Briscoe v. Clark County

Mr. Justice Dickey

delivered the opinion of the Court:

Section 9 of article 10 of our present constitution relates to compensation of county officers in Cook county.

Section 10 says: “The county board, except as provided in section 9 of this article, shall fix the compensation of all county officers; with the amount of their necessary clerk hire, stationery, fuel, and other expenses, and in all cases where fees are provided for, said compensation shall be paid only out of, and shall in no instance exceed, the fees actually collected. * * * Provided, that the compensation of no officer shall be increased or diminished during his term of office. All fees or allowances by them received in excess of their said compensation shall be paid into the county treasury.”

Briscoe became county clerk of Clark county on the first Monday in December, 1873. At the September term of the county board next before his term began, that board fixed the compensation of the county clerk at $1200, that of deputy at $600, and for fuel and stationery $200 per annum. Until the September term of the county board in 1875, he, as county clerk, made his semi-annual reports, showing the amount of fees collected, and showing his necessary expenses for clerk hire, stationery, fuel, etc.; the amount of these expenses exceeding every year the amount fixed therefor as above. These accounts were audited and allowed.

At that term he made a bargain with the board by which he agreed to furnish, at his own expense, certain record books, blanks and stationery, and to charge to the county no fees in criminal cases, in certain cases, and also to transact pension business free of charge, and in consideration of which the board agreed to excuse him from reporting the amount of fees collected and allow him to retain the future earnings of the office, and to furnish fuel for the office.

Two years afterward, at the July term, 1877, the board, by resolution, repudiated the contract as invalid.

At the September term, 1877, he made some fruitless attempts to present and have audited certain bills for clerk hire, stationery and fuel, and also to present semi-annual reports of receipts and expenditures from 1875 to that time. All these the board refused to receive or consider. He thereupon brought an action against the county for that part of his current expenses for clerk hire, fuel and stationery which exceeded the residue of the fees collected during that time, after deducting therefrom the amount of his salary, at $1200 per annum.

The county pleaded the general issue and a plea of set-off, claiming the excess of the amount of fees actually collected, over the amount found by adding the clerk’s salary ($1200 a year) to the amounts fixed for deputy clerk and fuel, etc., by the order of 1873 ($800 a year).

There is no dispute about the facts. The case turned upon the construction of the 10th section of article 10, above stated.

The circuit court held that the action of the county board in September, 1873, fixing the allowances to be made for clerk hire and fuel and stationery, could not be changed during appellant’s term of office, and hence, no matter what might be the necessary expense of the office in that regard, the board could allow no more and the appellant could recover no more.

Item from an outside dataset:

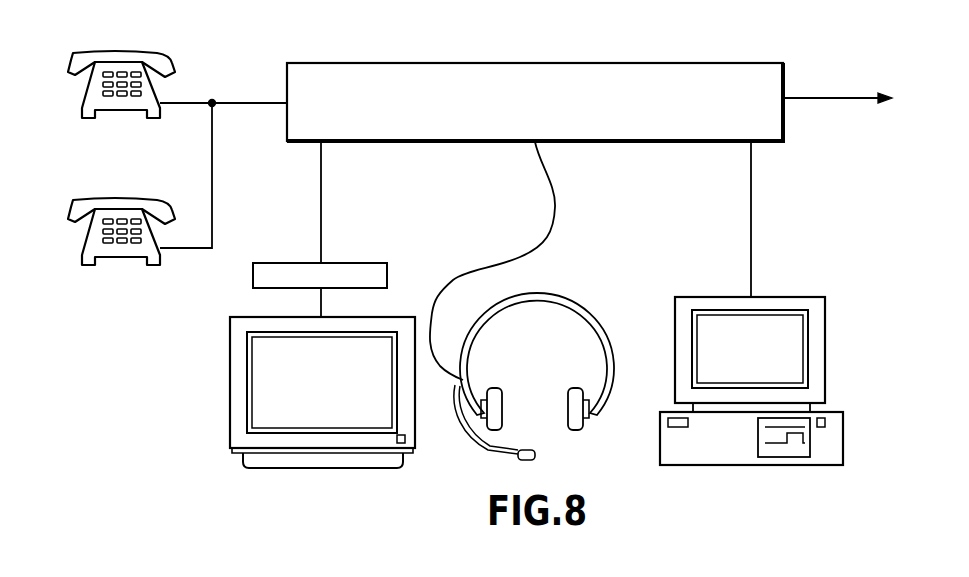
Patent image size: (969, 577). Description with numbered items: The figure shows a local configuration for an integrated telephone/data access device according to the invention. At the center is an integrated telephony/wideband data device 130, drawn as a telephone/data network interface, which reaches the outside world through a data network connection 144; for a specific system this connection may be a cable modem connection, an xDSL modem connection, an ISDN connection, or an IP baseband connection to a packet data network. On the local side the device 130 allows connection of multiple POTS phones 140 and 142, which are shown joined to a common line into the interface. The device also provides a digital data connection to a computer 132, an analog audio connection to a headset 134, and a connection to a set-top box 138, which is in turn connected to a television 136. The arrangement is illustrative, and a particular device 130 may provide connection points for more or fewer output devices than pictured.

The Appellate Court adopted the same view. This, we think, is error. As we understand that clause, it is the salary of the county officer which the county board is to fix—the compensation for the personal discharge of official duty by him. It is that compensation which the board is forbidden to change during the term of office.

By the constitution the county board is to fix the compensation which each county officer is to receive, with (in addition to or besides) “the amount of their necessary * * * expenses.” The compensation or salary was to be fixed in advance. The expenses were to be determined by the necessity which the business of the office should develop. We have already decided, where the board had fixed an amount in advance as that to be allowed for these expenses, that the officer can not claim that amount unless expenses to that amount were actually incurred.

The contract of September, 1875, was a vicious contract, so plainly against the policy of the constitution that it was not binding as a contract, and was invalid in so far as it undertook to relieve appellant from his duty to make regular reports of his receipts, and from his duty to pay into the county treasury the excess of such receipts over his fixed salary,—but it was effective in doing away with the work of the county board in 1873, in so far as that action undertook the extra-constitutional work of fixing in advance the amount to be allowed for necessary expenses. It follows, that the accounts of this officer with the county should be adjusted, by charging him with all the fees actually collected and crediting him with his salary, ($1200 a year,) and also with all moneys actually paid out by him as expenses for necessary fuel, stationery and clerk hire.

The judgment of the Appellate Court must be reversed, and the cause remanded for proceedings in conformity with the views here expressed.

Judgment reversed.

Scholfield, J., did not participate in the consideration of this case.